Neurosurgery 92:363–369, 2023

Chronic neuropathic pain can be severely disabling and is difficult to treat. The medial thalamus is believed to be involved in the processing of the affectivemotivational dimension of pain, and lesioning of the medial thalamus has been used as a potential treatment for neuropathic pain. Within the medial thalamus, the central lateral nucleus has been considered as a target for stereotactic lesioning.

OBJECTIVE: To study the safety and efficacy of central lateral thalamotomy using Gamma Knife radiosurgery (GKRS) for the treatment of neuropathic pain.

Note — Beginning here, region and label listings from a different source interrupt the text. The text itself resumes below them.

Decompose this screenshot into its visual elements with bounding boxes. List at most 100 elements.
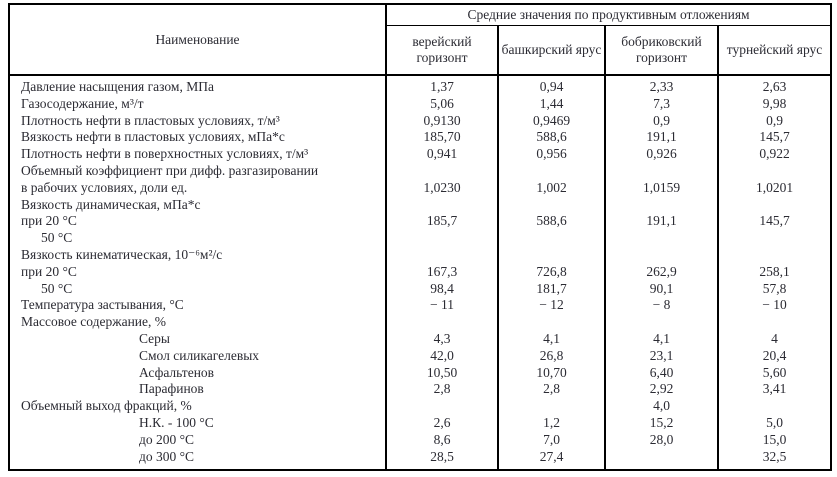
value-cell: 8,6 bbox=[386, 431, 499, 449]
value-cell: 0,9130 bbox=[386, 112, 499, 130]
value-cell bbox=[718, 230, 831, 247]
value-cell: 2,63 bbox=[762, 79, 787, 94]
row-label: до 200 °С bbox=[9, 431, 387, 449]
value-cell: − 10 bbox=[762, 297, 787, 313]
table-row: при 20 °С 185,7 588,6 191,1 145,7 bbox=[9, 213, 831, 231]
row-label: Вязкость нефти в пластовых условиях, мПа… bbox=[9, 129, 387, 147]
table-row: при 20 °С 167,3 726,8 262,9 258,1 bbox=[9, 263, 831, 281]
value-cell: 181,7 bbox=[498, 280, 606, 298]
value-cell bbox=[718, 314, 831, 331]
column-header-bashkirsky: башкирский ярус bbox=[498, 25, 606, 75]
value-cell: 4,3 bbox=[386, 330, 499, 348]
value-cell: 2,8 bbox=[498, 381, 606, 399]
value-cell: 90,1 bbox=[605, 280, 719, 298]
value-cell: 0,926 bbox=[605, 146, 719, 163]
name-column-header: Наименование bbox=[9, 4, 387, 75]
row-label: Асфальтенов bbox=[9, 364, 387, 382]
row-label: в рабочих условиях, доли ед. bbox=[9, 179, 387, 197]
value-cell bbox=[386, 246, 499, 264]
value-cell: − 8 bbox=[605, 297, 719, 315]
table-row: 50 °С 98,4 181,7 90,1 57,8 bbox=[9, 280, 831, 298]
table-row: Н.К. - 100 °С 2,6 1,2 15,2 5,0 bbox=[9, 414, 831, 432]
value-cell: 42,0 bbox=[386, 347, 499, 365]
value-cell: 20,4 bbox=[762, 347, 787, 363]
table-row: Вязкость кинематическая, 10⁻⁶м²/с bbox=[9, 246, 831, 264]
row-label: 50 °С bbox=[9, 280, 387, 298]
value-cell: 10,50 bbox=[386, 364, 499, 382]
value-cell: − 12 bbox=[498, 297, 606, 315]
value-cell: 3,41 bbox=[762, 381, 787, 397]
value-cell bbox=[498, 314, 606, 331]
row-label: Вязкость кинематическая, 10⁻⁶м²/с bbox=[9, 246, 387, 264]
value-cell bbox=[605, 162, 719, 180]
table-row: Смол силикагелевых 42,0 26,8 23,1 20,4 bbox=[9, 347, 831, 365]
value-cell: 191,1 bbox=[605, 129, 719, 147]
value-cell: 4,1 bbox=[605, 330, 719, 348]
row-label: Плотность нефти в пластовых условиях, т/… bbox=[9, 112, 387, 130]
value-cell: 145,7 bbox=[759, 213, 790, 229]
table-row: Вязкость нефти в пластовых условиях, мПа… bbox=[9, 129, 831, 147]
row-label: Серы bbox=[9, 330, 387, 348]
properties-table: Наименование Средние значения по продукт… bbox=[8, 3, 833, 472]
value-cell: 7,3 bbox=[605, 95, 719, 113]
table-row: до 300 °С 28,5 27,4 32,5 bbox=[9, 448, 831, 471]
value-cell bbox=[498, 196, 606, 214]
value-cell bbox=[386, 314, 499, 331]
column-header-row: верейский горизонт башкирский ярус бобри… bbox=[9, 25, 831, 75]
value-cell: 262,9 bbox=[605, 263, 719, 281]
table-row: Объемный выход фракций, % 4,0 bbox=[9, 398, 831, 415]
value-cell: 4 bbox=[771, 330, 778, 346]
table-row: до 200 °С 8,6 7,0 28,0 15,0 bbox=[9, 431, 831, 449]
value-cell: 726,8 bbox=[498, 263, 606, 281]
value-cell bbox=[718, 247, 831, 264]
value-cell: 0,9 bbox=[766, 112, 783, 128]
value-cell: 5,60 bbox=[762, 364, 787, 380]
value-cell: 0,941 bbox=[386, 146, 499, 163]
value-cell: 588,6 bbox=[498, 129, 606, 147]
row-label: при 20 °С bbox=[9, 263, 387, 281]
table-row: Парафинов 2,8 2,8 2,92 3,41 bbox=[9, 381, 831, 399]
value-cell: 588,6 bbox=[498, 213, 606, 231]
value-cell: 5,0 bbox=[766, 414, 783, 430]
value-cell bbox=[498, 246, 606, 264]
value-cell: 7,0 bbox=[498, 431, 606, 449]
value-cell: 32,5 bbox=[762, 448, 787, 464]
value-cell bbox=[386, 398, 499, 415]
value-cell: 185,7 bbox=[386, 213, 499, 231]
value-cell: 1,44 bbox=[498, 95, 606, 113]
value-cell: 258,1 bbox=[759, 263, 790, 279]
table-row: Плотность нефти в пластовых условиях, т/… bbox=[9, 112, 831, 130]
value-cell: 1,37 bbox=[386, 75, 499, 96]
value-cell: 1,0159 bbox=[605, 179, 719, 197]
table-header: Наименование Средние значения по продукт… bbox=[9, 4, 832, 75]
table-row: Газосодержание, м³/т 5,06 1,44 7,3 9,98 bbox=[9, 95, 831, 113]
row-label: при 20 °С bbox=[9, 213, 387, 231]
value-cell: 0,94 bbox=[498, 75, 606, 96]
value-cell bbox=[498, 230, 606, 247]
value-cell: 167,3 bbox=[386, 263, 499, 281]
value-cell bbox=[498, 398, 606, 415]
table-row: Плотность нефти в поверхностных условиях… bbox=[9, 146, 831, 163]
table-row: Объемный коэффициент при дифф. разгазиро… bbox=[9, 162, 831, 180]
value-cell: 57,8 bbox=[762, 280, 787, 296]
group-header-row: Наименование Средние значения по продукт… bbox=[9, 4, 832, 75]
table-row: Асфальтенов 10,50 10,70 6,40 5,60 bbox=[9, 364, 831, 382]
row-label: 50 °С bbox=[9, 230, 387, 247]
value-cell: 23,1 bbox=[605, 347, 719, 365]
value-cell: 9,98 bbox=[762, 95, 787, 111]
table-row: в рабочих условиях, доли ед. 1,0230 1,00… bbox=[9, 179, 831, 197]
value-cell: 4,0 bbox=[605, 398, 719, 415]
row-label: Давление насыщения газом, МПа bbox=[9, 75, 387, 96]
value-cell: 1,0201 bbox=[755, 179, 794, 195]
table-row: Давление насыщения газом, МПа 1,37 0,94 … bbox=[9, 75, 831, 96]
row-label: Н.К. - 100 °С bbox=[9, 414, 387, 432]
value-cell bbox=[718, 197, 831, 214]
table-row: Серы 4,3 4,1 4,1 4 bbox=[9, 330, 831, 348]
value-cell: 26,8 bbox=[498, 347, 606, 365]
table-row: Вязкость динамическая, мПа*с bbox=[9, 196, 831, 214]
value-cell: 145,7 bbox=[759, 129, 790, 145]
value-cell: 2,8 bbox=[386, 381, 499, 399]
row-label: Смол силикагелевых bbox=[9, 347, 387, 365]
value-cell: 5,06 bbox=[386, 95, 499, 113]
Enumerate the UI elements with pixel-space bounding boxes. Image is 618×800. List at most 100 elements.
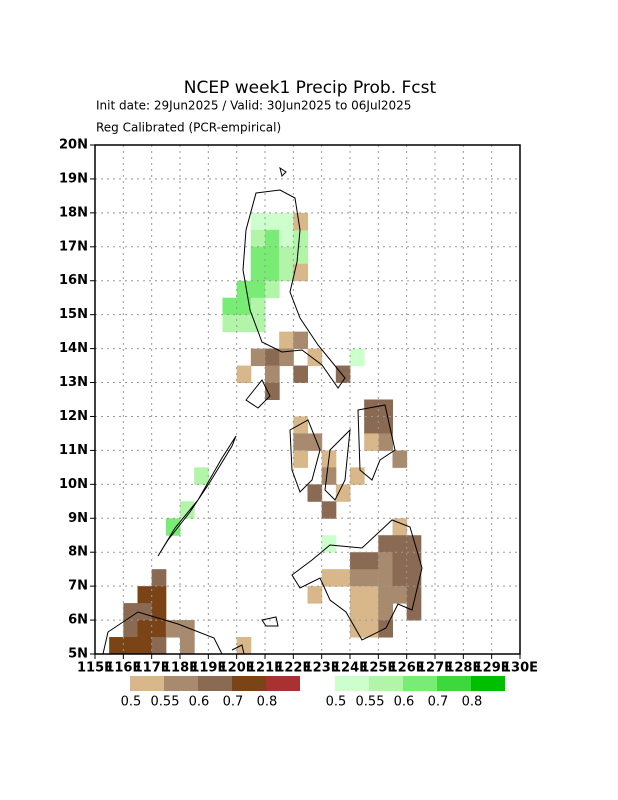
prob-cell — [151, 620, 167, 638]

METHODS: We retrospectively reviewed all patients with neuropathic pain who underwent central lateral thalamotomy using GKRS. We report on patient outcomes, including changes in pain scores using the Numeric Pain Rating Scale and Barrow Neurological Institute pain intensity score, and adverse events.

RESULTS: Twenty-one patients underwent central lateral thalamotomy using GKRS between 2014 and 2021. Meaningful pain reduction occurred in 12 patients (57%) after a median period of 3 months and persisted in 7 patients (33%) at the last follow-up (the median follow-up was 28 months). Rates of pain reduction at 1, 2, 3, and 5 years were 48%, 48%, 19%, and 19%, respectively. Meaningful pain reduction occurred more frequently in patients with trigeminal deafferentation pain compared with all other patients (P = .009). No patient had treatment-related adverse events.

CONCLUSION: Central lateral thalamotomy using GKRS is remarkably safe. Pain reduction after this procedure occurs in a subset of patients and is more frequent in those with trigeminal deafferentation pain; however, pain recurs frequently over time.